Perto do fim de seu horário de trabalho, Sam foi finalmente encurralado. Ele estava descendo uma escada quando Xhondo o agarrou pelo colarinho.

— Sam, o Negro, vem com Xhondo, — disse ele, arrastando-o por todo o convés e colocando-o aos pés de Kojja Mo.

Longe ao norte, uma névoa era visível no horizonte. Kojja apontou para lá.

— Aquilo é a costa de Dorne. Areia, pedras e escorpiões, e nenhum bom ancoradouro por centenas de quilômetros. Você pode nadar até lá, se você quiser, e então caminhar até Vilavelha. Você terá que atravessar o deserto profundo e subir algumas montanhas, atravessar a nado o Torentine.

Ou então você pode ir com Goiva.

— Você não entende. Na noite passada nós...

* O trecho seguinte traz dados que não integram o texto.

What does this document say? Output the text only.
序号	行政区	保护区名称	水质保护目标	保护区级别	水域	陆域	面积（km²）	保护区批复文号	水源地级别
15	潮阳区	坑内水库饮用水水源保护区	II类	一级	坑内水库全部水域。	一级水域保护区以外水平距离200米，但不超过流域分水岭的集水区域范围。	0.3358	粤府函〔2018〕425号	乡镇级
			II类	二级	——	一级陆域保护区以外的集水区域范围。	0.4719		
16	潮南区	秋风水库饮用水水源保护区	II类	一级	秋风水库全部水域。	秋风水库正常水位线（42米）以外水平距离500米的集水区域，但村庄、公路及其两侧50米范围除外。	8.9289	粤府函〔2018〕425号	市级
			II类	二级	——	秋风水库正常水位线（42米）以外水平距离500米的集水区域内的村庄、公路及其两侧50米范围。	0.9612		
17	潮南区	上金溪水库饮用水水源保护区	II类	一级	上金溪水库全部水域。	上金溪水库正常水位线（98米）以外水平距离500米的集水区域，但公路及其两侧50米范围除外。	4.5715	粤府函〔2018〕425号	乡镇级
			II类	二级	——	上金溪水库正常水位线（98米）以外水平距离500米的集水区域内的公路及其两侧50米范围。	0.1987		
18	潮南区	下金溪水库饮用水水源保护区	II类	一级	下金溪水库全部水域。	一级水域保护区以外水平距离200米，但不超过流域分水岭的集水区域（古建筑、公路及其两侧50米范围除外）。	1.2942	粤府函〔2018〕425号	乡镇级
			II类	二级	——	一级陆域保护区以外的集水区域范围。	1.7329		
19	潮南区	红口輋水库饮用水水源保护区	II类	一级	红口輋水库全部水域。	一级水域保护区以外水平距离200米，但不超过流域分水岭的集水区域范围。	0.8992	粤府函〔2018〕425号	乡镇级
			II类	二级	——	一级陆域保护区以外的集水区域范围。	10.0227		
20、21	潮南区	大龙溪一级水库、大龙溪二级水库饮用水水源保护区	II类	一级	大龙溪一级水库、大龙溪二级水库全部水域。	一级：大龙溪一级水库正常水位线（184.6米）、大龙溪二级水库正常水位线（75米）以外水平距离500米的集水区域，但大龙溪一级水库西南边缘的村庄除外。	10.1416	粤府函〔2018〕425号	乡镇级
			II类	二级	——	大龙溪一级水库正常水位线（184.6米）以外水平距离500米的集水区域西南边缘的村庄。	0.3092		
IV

— ...honraram seus mortos, e os deuses que te fizeram. Xhondo fez o mesmo. Eu cuidava do bebê, se não, teria feito com ele. Todos vocês de Westeros tem uma vergonha de amar. Não há vergonha em amar. Se os seus septãos dizem que há, então seus deuses devem ser sete demônios. Nas ilhas sabemos que não é assim. Nossos deuses nos deram pernas para correr, um nariz para cheirar, mãos para tocar e sentir. Que deus cruel e louco daria aos homens olhos e depois diria para que os deixassem sempre fechados, e nunca olhar para toda a beleza do mundo? Só um deus monstro, um demônio da escuridão. — Kojja colocou a mão entre as pernas de Sam. — Os deuses deram-lhe isso por uma razão também, para ... qual é a palavra em Westeros?

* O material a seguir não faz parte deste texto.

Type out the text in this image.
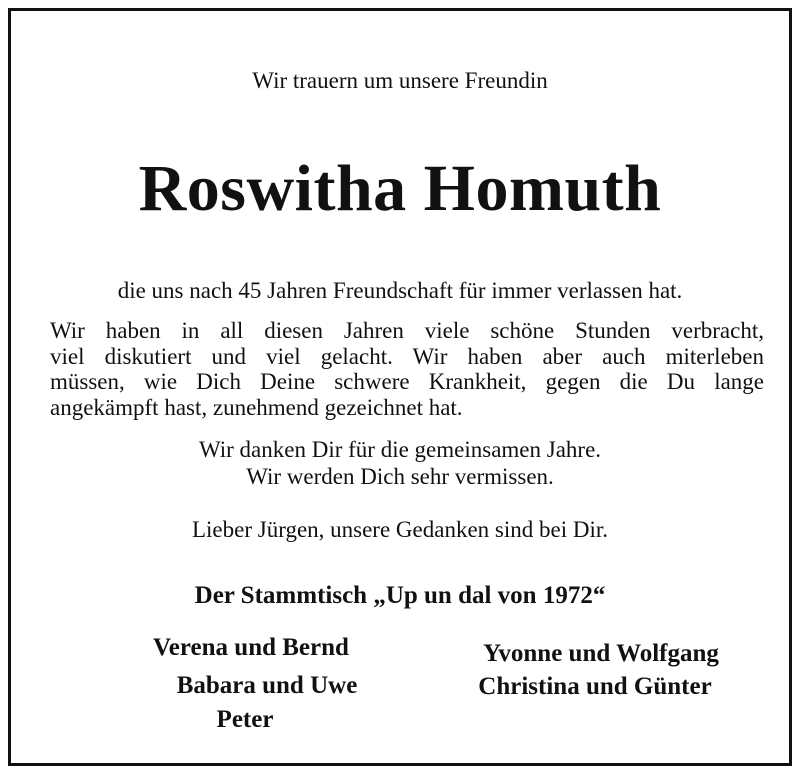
Wir trauern um unsere Freundin
Roswitha Homuth
die uns nach 45 Jahren Freundschaft für immer verlassen hat.
Wir haben in all diesen Jahren viele schöne Stunden verbracht,
viel diskutiert und viel gelacht. Wir haben aber auch miterleben
müssen, wie Dich Deine schwere Krankheit, gegen die Du lange
angekämpft hast, zunehmend gezeichnet hat.
Wir danken Dir für die gemeinsamen Jahre.
Wir werden Dich sehr vermissen.
Lieber Jürgen, unsere Gedanken sind bei Dir.
Der Stammtisch „Up un dal von 1972“
Verena und Bernd
Babara und Uwe
Peter
Yvonne und Wolfgang
Christina und Günter
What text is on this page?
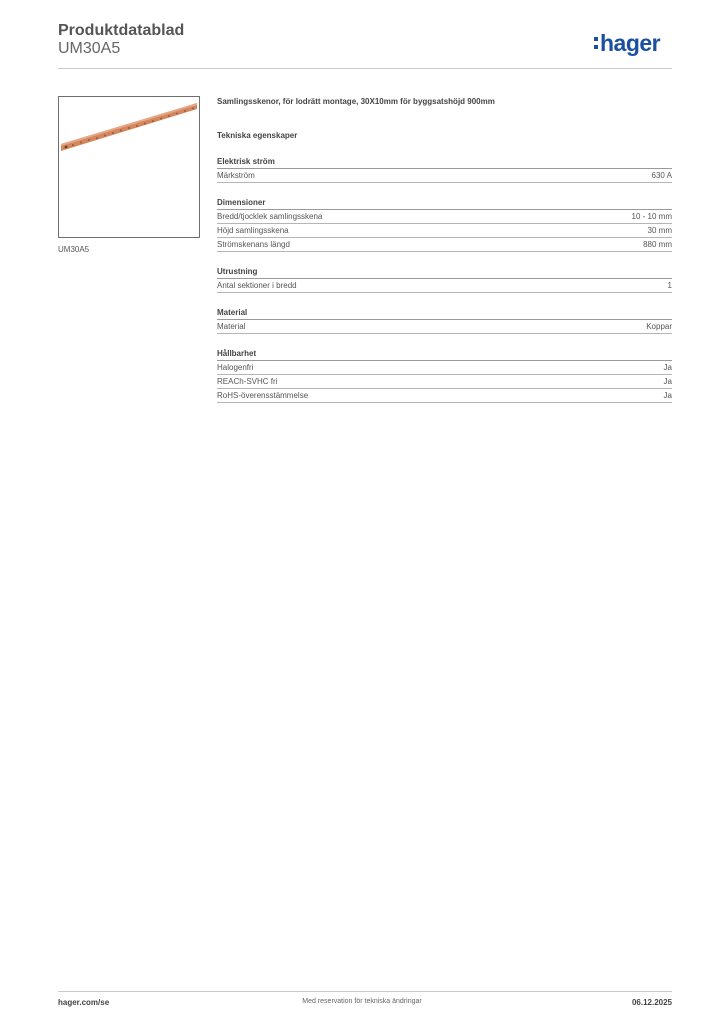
Produktdatablad
UM30A5	hager
UM30A5
Samlingsskenor, för lodrätt montage, 30X10mm för byggsatshöjd 900mm
Tekniska egenskaper
Elektrisk ström
Märkström	630 A
Dimensioner
Bredd/tjocklek samlingsskena	10 - 10 mm
Höjd samlingsskena	30 mm
Strömskenans längd	880 mm
Utrustning
Antal sektioner i bredd	1
Material
Material	Koppar
Hållbarhet
Halogenfri	Ja
REACh-SVHC fri	Ja
RoHS-överensstämmelse	Ja
hager.com/se	Med reservation för tekniska ändringar	06.12.2025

— Foder, — Xhondo aproveitou para dizer.

— Sim, para foder. Para a concessão do prazer e criação de crianças.

Não há vergonha nisso.

Sam afastou a mão dela.

— Eu fiz um juramento. Eu não vou tomar nenhuma mulher, nem ser pai de nenhuma criança. Eu disse as palavras.

— Ela sabe as palavras que você disse. Ela é uma criança em alguns aspectos, mas ela não é cega. Ela sabe por que você usa o preto, porque você vai para Vilavelha. Ela sabe que vocês não podem ficar juntos para sempre.

Ela quer você por pouco tempo, é tudo. Ela perdeu o pai e o marido, sua mãe e suas irmãs, sua casa, seu mundo. Tudo o que ela tem é você e o bebê.

Então você vai ficar com ela, ou vai nadar.


Sam olhou desesperado na neblina a costa distante. Ele sabia que nunca poderia nadar até tão longe.

Ele foi ter com Goiva.

— O que fizemos... Se eu pudesse ter uma esposa, eu preferia tê-la do que qualquer princesa ou donzela nobre, mas não posso. Eu ainda sou um corvo. Eu disse as palavras, Goiva. Fui com Jon para a floresta e disse as palavras perante uma árvore coração.

— As árvores velam por nós, — sussurrou Goiva, secando as lágrimas de suas bochechas. — Na floresta, elas veem tudo... Mas não há árvores aqui. Apenas água, Sam. Apenas água.